I spent much of my undergraduate life in UC Berkeley’s Astronomy department. I was an astrophysics and physics double major for quite a while, and I spent countless hours working with our undergraduate-built rooftop radio telescope (shown), both helping build it and serving as a teaching assistant in the laboratory course we designed around it. (Our article on the rooftop telescope was my first published paper!) It’s especially disturbing, therefore, to read the recent news about a nine-year pattern of sexual harassment by Berkeley astronomy professor Geoff Marcy, as revealed in a recent investigation publicized by Buzzfeed. The behavior is bad enough, but what’s really dismaying, as Michael Eisen and other have pointed out, is that according to Berkeley’s statements there are no consequences other than perhaps a firm talking to for repeatedly behaving in ways that are obviously wrong. “Obviously” is not open to much debate, and it seems like issues with Marcy’s behavior were pointed out to him many times over the past years — you can read the links for details. (New: a good summary from the Chronicle of Higher Education.) The university’s response is that there will be no leniency for future violations. Seriously.

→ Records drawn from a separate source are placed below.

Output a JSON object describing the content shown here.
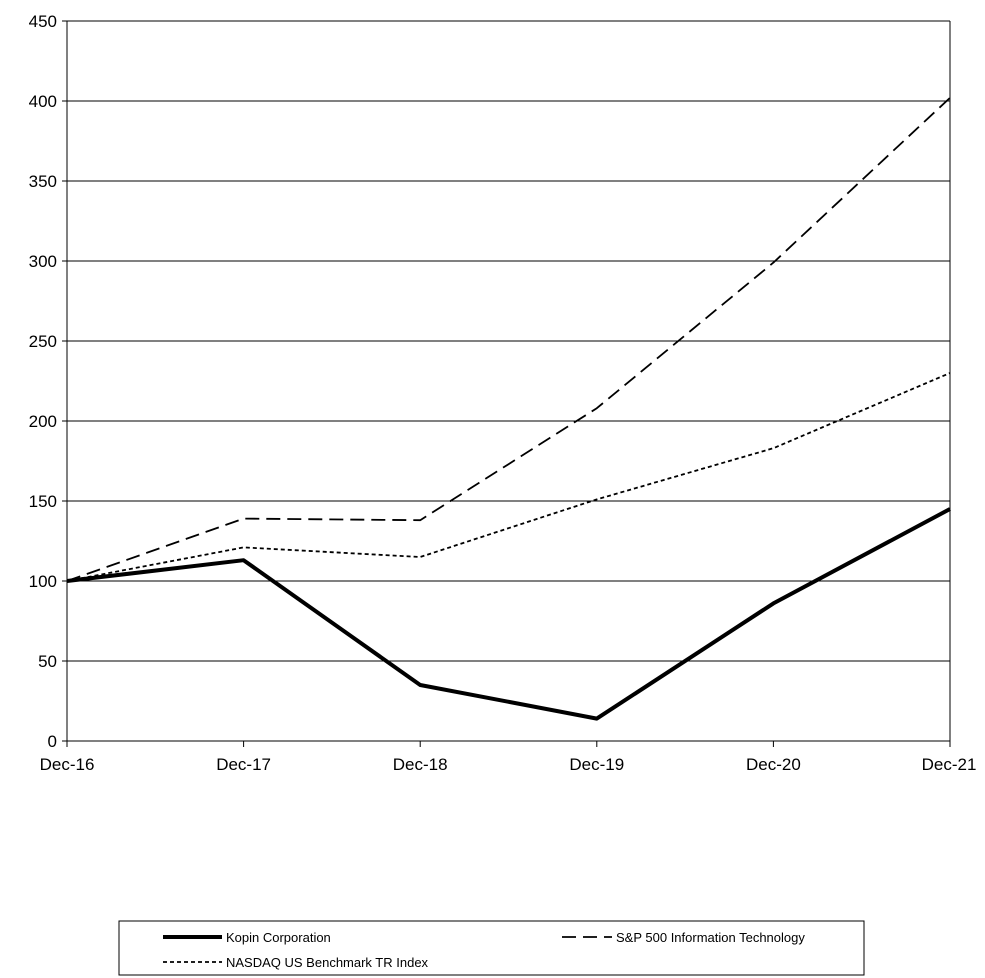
{
  "chart_data": {
    "type": "line",
    "title": "",
    "xlabel": "",
    "ylabel": "",
    "categories": [
      "Dec-16",
      "Dec-17",
      "Dec-18",
      "Dec-19",
      "Dec-20",
      "Dec-21"
    ],
    "ylim": [
      0,
      450
    ],
    "yticks": [
      0,
      50,
      100,
      150,
      200,
      250,
      300,
      350,
      400,
      450
    ],
    "grid": "horizontal",
    "legend_position": "bottom",
    "series": [
      {
        "name": "Kopin Corporation",
        "style": "solid-thick",
        "color": "#000000",
        "values": [
          100,
          113,
          35,
          14,
          86,
          145
        ]
      },
      {
        "name": "S&P 500 Information Technology",
        "style": "long-dash",
        "color": "#000000",
        "values": [
          100,
          139,
          138,
          208,
          299,
          402
        ]
      },
      {
        "name": "NASDAQ US Benchmark TR Index",
        "style": "short-dash",
        "color": "#000000",
        "values": [
          100,
          121,
          115,
          151,
          183,
          230
        ]
      }
    ]
  }
}
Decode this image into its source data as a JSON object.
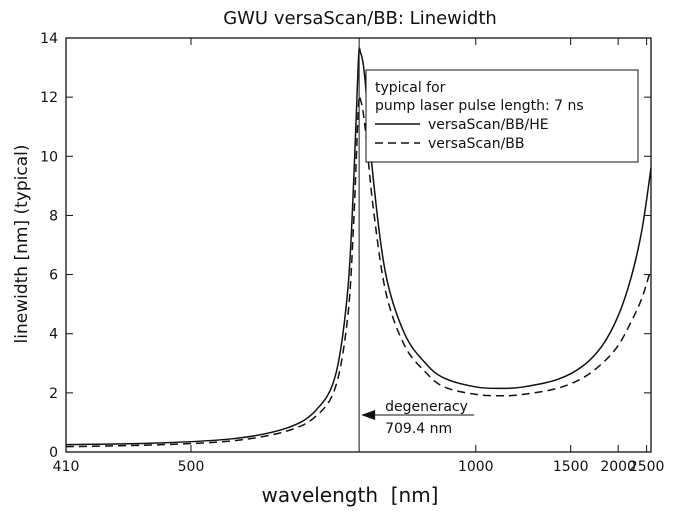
{
  "chart_data": {
    "type": "line",
    "title": "GWU versaScan/BB: Linewidth",
    "xlabel": "wavelength  [nm]",
    "ylabel": "linewidth [nm] (typical)",
    "x_scale": "reciprocal",
    "xlim": [
      410,
      2600
    ],
    "ylim": [
      0,
      14
    ],
    "x_ticks": [
      410,
      500,
      1000,
      1500,
      2000,
      2500
    ],
    "x_tick_labels": [
      "410",
      "500",
      "1000",
      "1500",
      "2000",
      "2500"
    ],
    "y_ticks": [
      0,
      2,
      4,
      6,
      8,
      10,
      12,
      14
    ],
    "y_tick_labels": [
      "0",
      "2",
      "4",
      "6",
      "8",
      "10",
      "12",
      "14"
    ],
    "grid": false,
    "legend": {
      "position": "top-right",
      "heading_lines": [
        "typical for",
        "pump laser pulse length: 7 ns"
      ],
      "entries": [
        {
          "label": "versaScan/BB/HE",
          "style": "solid"
        },
        {
          "label": "versaScan/BB",
          "style": "dashed"
        }
      ]
    },
    "annotation": {
      "x": 709.4,
      "line1": "degeneracy",
      "line2": "709.4 nm"
    },
    "series": [
      {
        "name": "versaScan/BB/HE",
        "style": "solid",
        "x": [
          410,
          470,
          540,
          600,
          640,
          670,
          690,
          700,
          708,
          712,
          720,
          735,
          760,
          800,
          850,
          900,
          1000,
          1100,
          1200,
          1400,
          1600,
          1800,
          2000,
          2200,
          2400,
          2600
        ],
        "y": [
          0.25,
          0.3,
          0.45,
          0.8,
          1.4,
          2.6,
          5.5,
          9.2,
          13.2,
          13.5,
          12.6,
          9.3,
          6.0,
          4.0,
          3.0,
          2.5,
          2.2,
          2.15,
          2.2,
          2.45,
          2.9,
          3.6,
          4.6,
          5.9,
          7.5,
          9.6
        ]
      },
      {
        "name": "versaScan/BB",
        "style": "dashed",
        "x": [
          410,
          470,
          540,
          600,
          640,
          670,
          690,
          700,
          708,
          712,
          720,
          735,
          760,
          800,
          850,
          900,
          1000,
          1100,
          1200,
          1400,
          1600,
          1800,
          2000,
          2200,
          2400,
          2600
        ],
        "y": [
          0.18,
          0.24,
          0.38,
          0.7,
          1.2,
          2.2,
          4.6,
          7.8,
          11.6,
          11.9,
          11.0,
          8.3,
          5.4,
          3.6,
          2.7,
          2.2,
          1.95,
          1.9,
          1.95,
          2.15,
          2.5,
          3.0,
          3.6,
          4.4,
          5.2,
          6.2
        ]
      }
    ]
  }
}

One encouraging development, though, is that nearly all of the Astronomy department faculty have signed a letter stating that Marcy should no longer be part of the faculty. I’m happy, though certainly not surprised, to see that Carl Heiles, the main faculty supervisor of our undergraduate radio astronomy efforts, is a signatory. Working and studying in Berkeley’s astronomy department had an enormous influence on my development as a scientist, and I remember it very fondly as an environment that was stimulating and challenging as well as friendly and supportive. The faculty who worked with us — most notably Prof. Carl Heiles and Dr. Dick Treffers — were wonderful. I’ll also note, by the way, that two of the four student authors on the paper linked above are women — one of whom, unlike me, is now an Astronomy professor.
I hope that other students at Berkeley today and in years to come can have the same sorts of experiences that I did. I’m dismayed that Berkeley’s administration appears to support the activity of a faculty member who, it seems, has very different views on meaningful interactions with students. I wouldn’t advocate sacking him altogether (though I don’t think this is out of the question), but I would at least have hoped for a period of barring Marcy from supervision of and contact with students (with a corresponding loss of pay).
(Note: the title refers to my previous post, not other problems at Berkeley.)
Update: As I was inserting links before posting this, I learned that Geoff Marcy, a few hours ago, resigned from Berkeley’s astronomy department.